В самом начале войны Питер отправился добровольцем во Францию. Связей и денег отца было бы достаточно, чтобы обойти французский закон, по которому каждый должен был начинать армейскую карьеру с самых низов, но молодой Питер и слышать не хотел о протекции. В нем горело благородное пламя мушкетеров и крестоносцев.

Привлекательный, голубоглазый, шести футов роста, двадцатипятилетний мечтатель поразил воображение французских солдат. Они очень любили Питера. Дважды он был ранен, и когда Америка вступила в войну, его перевели в экспедиционный корпус. При осаде Маунт Кеммель он получил еще одну рану, которая вернула его домой, к отцу и сестре. Я знал, что Макэндрюс сопровождал его в Европе и полностью излечил — во всяком случае, все так считали.

Но что с ним случилось потом и почему он отправился умирать во Францию? Макэндрюс положил телеграмму в карман.

— Есть границы, Джон, — обратился он к Хоутри. — Лавеллер был как раз пограничным случаем. Я вам расскажу. — Он поколебался. — Может, я поступаю неверно, но мне кажется, что Питер не возражал бы… он считал себя открывателем. — Он снова помолчал, потом принял решение и повернулся ко мне.

— Меррит, можете использовать мой рассказ, если сочтете его интересным. Но если решите использовать, измените имена и, пожалуйста, постарайтесь, чтобы по описаниям нельзя было никого узнать. Важна, в конце концов, суть случившегося — а тому, с кем это случилось, теперь все равно…

Я пообещал; вам судить, насколько я сдержал свое слово. Теперь я расскажу эту историю так, как тот, кого я назвал Макэндрюсом, рассказывал нам ее в полутемном каминном зале…

* * *

Лавеллер стоял за бруствером первой линии траншей. Была ночь, ранняя апрельская ночь северной Франции, — те, кто бывал там, поймут, о чем идет речь.

Рядом с Питером стоял траншейный перископ. Ружье лежало рядом. Ночью перископ практически бесполезен; поэтому Питер всматривался в щель между мешками с песком, разглядывая трехсотфутовой ширины полосу ничейной земли.

Он знал, что напротив, в такую же щель в немецком бруствере, другие глаза напряженно следят за малейшим движением.
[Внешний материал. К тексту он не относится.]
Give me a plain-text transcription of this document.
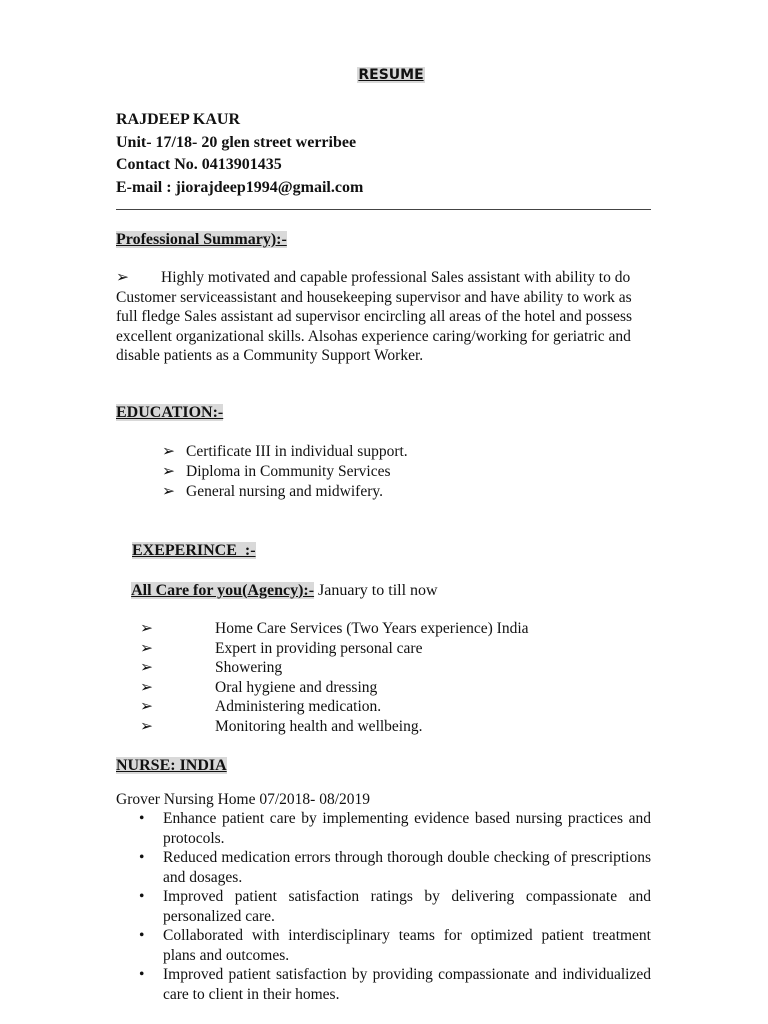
RESUME
RAJDEEP KAUR
Unit- 17/18- 20 glen street werribee
Contact No. 0413901435
E-mail : jiorajdeep1994@gmail.com
Professional Summary):-
➢ Highly motivated and capable professional Sales assistant with ability to do Customer serviceassistant and housekeeping supervisor and have ability to work as full fledge Sales assistant ad supervisor encircling all areas of the hotel and possess excellent organizational skills. Alsohas experience caring/working for geriatric and disable patients as a Community Support Worker.
EDUCATION:-
➢ Certificate III in individual support.
➢ Diploma in Community Services
➢ General nursing and midwifery.

EXEPERINCE  :-

All Care for you(Agency):- January to till now

➢	Home Care Services (Two Years experience) India
➢	Expert in providing personal care
➢	Showering
➢	Oral hygiene and dressing
➢	Administering medication.
➢	Monitoring health and wellbeing.
NURSE: INDIA
Grover Nursing Home 07/2018- 08/2019
• Enhance patient care by implementing evidence based nursing practices and protocols.
• Reduced medication errors through thorough double checking of prescriptions and dosages.
• Improved patient satisfaction ratings by delivering compassionate and personalized care.
• Collaborated with interdisciplinary teams for optimized patient treatment plans and outcomes.
• Improved patient satisfaction by providing compassionate and individualized care to client in their homes.
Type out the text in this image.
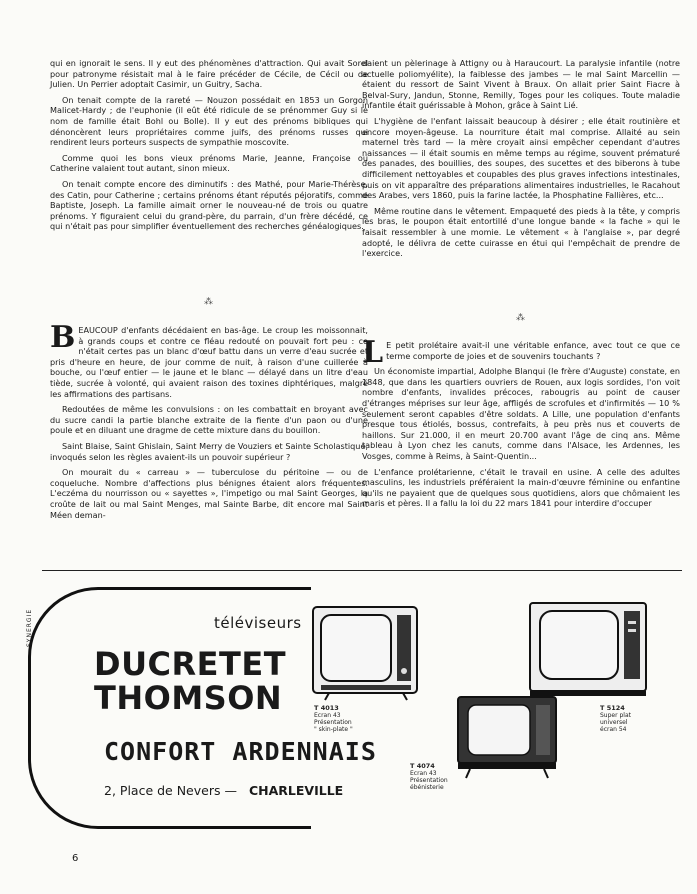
qui en ignorait le sens. Il y eut des phénomènes d'attraction. Qui avait Sorel pour patronyme résistait mal à le faire précéder de Cécile, de Cécil ou de Julien. Un Perrier adoptait Casimir, un Guitry, Sacha.

On tenait compte de la rareté — Nouzon possédait en 1853 un Gorgon Malicet-Hardy ; de l'euphonie (il eût été ridicule de se prénommer Guy si le nom de famille était Bohl ou Bolle). Il y eut des prénoms bibliques qui dénoncèrent leurs propriétaires comme juifs, des prénoms russes qui rendirent leurs porteurs suspects de sympathie moscovite.

Comme quoi les bons vieux prénoms Marie, Jeanne, Françoise ou Catherine valaient tout autant, sinon mieux.

On tenait compte encore des diminutifs : des Mathé, pour Marie-Thérèse, des Catin, pour Catherine ; certains prénoms étant réputés péjoratifs, comme Baptiste, Joseph. La famille aimait orner le nouveau-né de trois ou quatre prénoms. Y figuraient celui du grand-père, du parrain, d'un frère décédé, ce qui n'était pas pour simplifier éventuellement des recherches généalogiques.

daient un pèlerinage à Attigny ou à Haraucourt. La paralysie infantile (notre actuelle poliomyélite), la faiblesse des jambes — le mal Saint Marcellin — étaient du ressort de Saint Vivent à Braux. On allait prier Saint Fiacre à Belval-Sury, Jandun, Stonne, Remilly, Toges pour les coliques. Toute maladie infantile était guérissable à Mohon, grâce à Saint Lié.

L'hygiène de l'enfant laissait beaucoup à désirer ; elle était routinière et encore moyen-âgeuse. La nourriture était mal comprise. Allaité au sein maternel très tard — la mère croyait ainsi empêcher cependant d'autres naissances — il était soumis en même temps au régime, souvent prématuré des panades, des bouillies, des soupes, des sucettes et des biberons à tube difficilement nettoyables et coupables des plus graves infections intestinales, puis on vit apparaître des préparations alimentaires industrielles, le Racahout des Arabes, vers 1860, puis la farine lactée, la Phosphatine Fallières, etc...

Même routine dans le vêtement. Empaqueté des pieds à la tête, y compris les bras, le poupon était entortillé d'une longue bande « la fache » qui le faisait ressembler à une momie. Le vêtement « à l'anglaise », par degré adopté, le délivra de cette cuirasse en étui qui l'empêchait de prendre de l'exercice.

⁂
⁂

BEAUCOUP d'enfants décédaient en bas-âge. Le croup les moissonnait, à grands coups et contre ce fléau redouté on pouvait fort peu : ce n'était certes pas un blanc d'œuf battu dans un verre d'eau sucrée et pris d'heure en heure, de jour comme de nuit, à raison d'une cuillerée à bouche, ou l'œuf entier — le jaune et le blanc — délayé dans un litre d'eau tiède, sucrée à volonté, qui avaient raison des toxines diphtériques, malgré les affirmations des partisans.

Redoutées de même les convulsions : on les combattait en broyant avec du sucre candi la partie blanche extraite de la fiente d'un paon ou d'une poule et en diluant une dragme de cette mixture dans du bouillon.

Saint Blaise, Saint Ghislain, Saint Merry de Vouziers et Sainte Scholastique, invoqués selon les règles avaient-ils un pouvoir supérieur ?

On mourait du « carreau » — tuberculose du péritoine — ou de coqueluche. Nombre d'affections plus bénignes étaient alors fréquentes. L'eczéma du nourrisson ou « sayettes », l'impetigo ou mal Saint Georges, la croûte de lait ou mal Saint Menges, mal Sainte Barbe, dit encore mal Saint Méen deman-

L E petit prolétaire avait-il une véritable enfance, avec tout ce que ce terme comporte de joies et de souvenirs touchants ?

Un économiste impartial, Adolphe Blanqui (le frère d'Auguste) constate, en 1848, que dans les quartiers ouvriers de Rouen, aux logis sordides, l'on voit nombre d'enfants, invalides précoces, rabougris au point de causer d'étranges méprises sur leur âge, affligés de scrofules et d'infirmités — 10 % seulement seront capables d'être soldats. A Lille, une population d'enfants presque tous étiolés, bossus, contrefaits, à peu près nus et couverts de haillons. Sur 21.000, il en meurt 20.700 avant l'âge de cinq ans. Même tableau à Lyon chez les canuts, comme dans l'Alsace, les Ardennes, les Vosges, comme à Reims, à Saint-Quentin...

L'enfance prolétarienne, c'était le travail en usine. A celle des adultes masculins, les industriels préféraient la main-d'œuvre féminine ou enfantine qu'ils ne payaient que de quelques sous quotidiens, alors que chômaient les maris et pères. Il a fallu la loi du 22 mars 1841 pour interdire d'occuper

SYNERGIE	téléviseurs
DUCRETET
THOMSON
CONFORT ARDENNAIS
2, Place de Nevers — CHARLEVILLE
T 4013
Ecran 43
Présentation
" skin-plate "
T 4074
Ecran 43
Présentation
ébénisterie
T 5124
Super plat
universel
écran 54
6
По всей ничейной полосе лежали причудливые груды, и когда осветительные снаряды заливали полосу белым светом, они, казалось, начинали двигаться: вставали, жестикулировали, протестовали… И это было ужасно, потому что шевелились мертвецы: французы и англичане, пруссаки и баварцы — отходы работы красного винного пресса войны… На проволочном заграждении — два шотландца. Один был прошит пулеметной очередью, когда перелезал через заграждение. Взрыв перекинул его руку на шею товарища, который погиб в следующее мгновение. Так они и висели, обнявшись; и когда загорались и угасали осветительные снаряды, казалось, что шотландцы раскачиваются, пытаясь выпутаться из проволоки, убежать…

Лавеллер дико устал. Сектор ему достался тяжелый и нервный. Почти семьдесят два часа он не спал, потому что несколько минут оцепенения, прерываемые сигналами тревоги, были еще тяжелее, чем бодрствование.
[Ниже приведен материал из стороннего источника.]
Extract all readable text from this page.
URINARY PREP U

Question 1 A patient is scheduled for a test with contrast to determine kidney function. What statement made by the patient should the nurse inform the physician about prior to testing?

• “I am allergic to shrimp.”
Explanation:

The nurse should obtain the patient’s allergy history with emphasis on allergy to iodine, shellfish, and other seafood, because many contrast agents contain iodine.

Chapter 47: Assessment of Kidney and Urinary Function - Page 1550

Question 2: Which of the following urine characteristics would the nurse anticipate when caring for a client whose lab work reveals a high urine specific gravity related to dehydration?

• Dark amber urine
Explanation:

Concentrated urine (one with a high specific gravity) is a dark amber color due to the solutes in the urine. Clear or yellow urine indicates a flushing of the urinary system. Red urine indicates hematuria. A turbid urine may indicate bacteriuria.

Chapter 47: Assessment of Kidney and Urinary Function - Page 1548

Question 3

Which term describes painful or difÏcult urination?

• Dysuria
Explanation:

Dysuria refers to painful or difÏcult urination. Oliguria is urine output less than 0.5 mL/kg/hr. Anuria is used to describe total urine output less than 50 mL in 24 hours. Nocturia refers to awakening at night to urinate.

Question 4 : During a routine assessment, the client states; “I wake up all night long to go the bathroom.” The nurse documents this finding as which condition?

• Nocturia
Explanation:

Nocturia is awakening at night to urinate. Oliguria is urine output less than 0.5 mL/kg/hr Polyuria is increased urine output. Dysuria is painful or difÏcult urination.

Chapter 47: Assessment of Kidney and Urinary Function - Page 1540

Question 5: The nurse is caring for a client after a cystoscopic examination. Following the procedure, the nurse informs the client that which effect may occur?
Артиллерийский обстрел продолжался почти непрерывно. К тому же, еды в дивизии мало, а доставлять ее очень опасно. За ней приходилось ходить за три мили под смертельным огнем.

И постоянно нужно было восстанавливать бруствер, соединять разорванные провода, все снова и снова приходилось проделывать ту же утомительную работу, потому что был приказ: удержать сектор любой ценой.

Сознание Лавеллера почти отключилось, сохранялась только способность видеть. И зрение, повинуясь его сжатой в кулак воле, из последних сил исполняло свой долг: Лавеллер будет слеп ко всему, кроме узкой полоски земли, пока его не сменят с поста. Тело его онемело, земля уходила из-под ног, иногда ему казалось, что он плывет… — как те два шотландца на проволоке!

Почему они не могут висеть неподвижно? Какое право имеют люди, чья кровь давно вытекла и стала черным пятном, плясать и выделывать пируэты под аккомпанемент разрывов? Черт их возьми — хоть бы какой снаряд похоронил их, сбросил с проволоки, смешал с землей…

Выше по склону, примерно в миле находился старый замок — шато, вернее то, что от него осталось. Там глубокие подвалы, куда можно забраться и хорошо выспаться. Он знал это, потому что несколько столетий назад, впервые оказавшись на этом участке фронта, он уже ночевал там.

Каким счастьем было бы вползти в эти подвалы, прочь от войны, прочь от безжалостного дождя; снова спать в доме с крышей над головой.

— Я буду спать, и спать, и спать — и спать, и спать, и спать, — бормотал Питер и действительно чуть не заснул: мерный ритм повторения сыграл роль колыбельной.

Осветительные снаряды вспыхивали и гасли, вспыхивали и гасли; потом послышался треск пулемета. Сначала он решил, что это стучат его зубы, пока остатки сознания не подсказали ответ: какой-то нервный немец изрешетил беспокойных мертвецов.

Послышались чавкающие шаги. Нет необходимости оборачиваться: это свои. Иначе они не прошли бы часовых на повороте. Тем не менее его глаза невольно скосились на звук, и он увидел трех рассматривающих его человек.

Над головой плыло не менее полудюжины огней, и в их свете он узнал подошедших.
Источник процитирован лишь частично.